Beiträge von frolleinvomamt

    Kommt mir von den Symptomen her bekannt vor.
    Die Hündin einer Bekannten hatte ähnliche.

    Hat die ganze Diagnosekette durchlaufen, samt Darmspiegelung.

    Die TÄ hat Hill's i/d verordnet (nach Antibiose). Seitdem ist die Hündin beschwerdefrei und wird in immer größeren Abständen kontroliert.

    Drücke die Daumen!

    Ich finde die Penetranz einer Katze, was Fressen angeht, echt nervig

    Der Draußenkater meiner Nachbarin, den ich versorge, wenn sie nicht da ist (externer Freund, Urlaub, Termine usw.), verfolgt mich regelrecht, wenn seine Futterzeit ist (oder was er dafür hält).
    Wenn er mich mit den Hunden sieht, plärrt er leiser, aber durchaus verständlich. ;)

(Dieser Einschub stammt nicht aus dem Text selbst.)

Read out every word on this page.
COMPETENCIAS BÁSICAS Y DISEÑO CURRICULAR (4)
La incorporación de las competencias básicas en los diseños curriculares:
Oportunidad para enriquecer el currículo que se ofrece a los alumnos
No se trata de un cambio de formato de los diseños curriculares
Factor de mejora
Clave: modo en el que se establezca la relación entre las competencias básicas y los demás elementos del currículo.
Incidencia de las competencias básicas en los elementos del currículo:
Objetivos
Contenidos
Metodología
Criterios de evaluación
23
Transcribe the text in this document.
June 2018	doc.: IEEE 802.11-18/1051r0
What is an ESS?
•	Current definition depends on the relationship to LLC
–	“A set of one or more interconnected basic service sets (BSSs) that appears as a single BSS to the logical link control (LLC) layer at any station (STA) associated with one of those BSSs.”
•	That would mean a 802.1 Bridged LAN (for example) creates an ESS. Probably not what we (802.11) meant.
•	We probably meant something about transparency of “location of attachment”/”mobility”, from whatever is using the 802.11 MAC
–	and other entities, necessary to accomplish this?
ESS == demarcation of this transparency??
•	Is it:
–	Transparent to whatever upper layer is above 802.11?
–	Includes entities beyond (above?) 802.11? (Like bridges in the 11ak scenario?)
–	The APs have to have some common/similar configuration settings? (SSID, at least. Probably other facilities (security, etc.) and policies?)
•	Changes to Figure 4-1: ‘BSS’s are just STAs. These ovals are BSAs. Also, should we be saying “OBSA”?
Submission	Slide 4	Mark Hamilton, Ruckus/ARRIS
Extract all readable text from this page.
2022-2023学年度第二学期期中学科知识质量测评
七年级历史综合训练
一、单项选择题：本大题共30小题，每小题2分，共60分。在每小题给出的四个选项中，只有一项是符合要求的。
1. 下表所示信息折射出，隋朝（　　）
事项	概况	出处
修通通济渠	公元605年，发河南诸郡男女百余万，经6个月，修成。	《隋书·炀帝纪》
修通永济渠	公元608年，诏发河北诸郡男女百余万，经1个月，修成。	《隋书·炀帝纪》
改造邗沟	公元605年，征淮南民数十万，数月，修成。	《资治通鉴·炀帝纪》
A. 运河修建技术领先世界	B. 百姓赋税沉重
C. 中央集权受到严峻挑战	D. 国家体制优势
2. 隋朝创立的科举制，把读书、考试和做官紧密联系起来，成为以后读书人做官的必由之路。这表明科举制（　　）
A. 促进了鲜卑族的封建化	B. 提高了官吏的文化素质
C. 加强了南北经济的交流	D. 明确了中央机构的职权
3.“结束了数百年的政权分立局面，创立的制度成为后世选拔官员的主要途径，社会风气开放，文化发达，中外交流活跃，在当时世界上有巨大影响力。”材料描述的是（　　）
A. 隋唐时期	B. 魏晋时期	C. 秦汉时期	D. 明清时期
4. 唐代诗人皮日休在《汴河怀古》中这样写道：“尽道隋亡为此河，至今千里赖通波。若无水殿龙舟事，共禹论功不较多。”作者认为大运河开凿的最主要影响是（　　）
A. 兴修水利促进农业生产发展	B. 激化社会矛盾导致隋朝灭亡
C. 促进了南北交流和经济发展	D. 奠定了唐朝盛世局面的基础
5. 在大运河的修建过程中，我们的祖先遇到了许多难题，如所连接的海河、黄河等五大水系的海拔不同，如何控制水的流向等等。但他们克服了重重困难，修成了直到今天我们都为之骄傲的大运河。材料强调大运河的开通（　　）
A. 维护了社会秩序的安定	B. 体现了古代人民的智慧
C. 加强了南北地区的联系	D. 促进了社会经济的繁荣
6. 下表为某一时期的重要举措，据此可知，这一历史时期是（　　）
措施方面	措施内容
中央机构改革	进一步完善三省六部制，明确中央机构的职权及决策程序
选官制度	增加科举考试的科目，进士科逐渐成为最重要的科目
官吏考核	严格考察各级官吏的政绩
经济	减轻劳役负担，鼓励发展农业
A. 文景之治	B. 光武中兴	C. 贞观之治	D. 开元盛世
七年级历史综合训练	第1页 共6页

    Meistens, wenn die Nachbarin das vorher weiß, stellt sie Futter und Milch ins Treppenhaus.
    Wenn die Nachbarin einfach nur nicht zur richtigen Zeit am richtigen Ort ist, muss der Plärrer Hundedose fressen. Und er liebt das!

    Katzen sind da wohl echt fordernd.
    ... Und ich gut erzogen. :D

    Kannst Du auf zwei Fingern pfeifen? Jula ist auch so gut wie taub, aber darauf reagiert sie noch. Den Rest mache ich dann mit Handzeichen. Klappt gut.

    Auch auf einem. ;)
    Das dringt noch zu ihr durch. Aber wer weiß, wie lange noch?!
    Handzeichen gehen nicht, weil sie schlecht sieht (immer schon).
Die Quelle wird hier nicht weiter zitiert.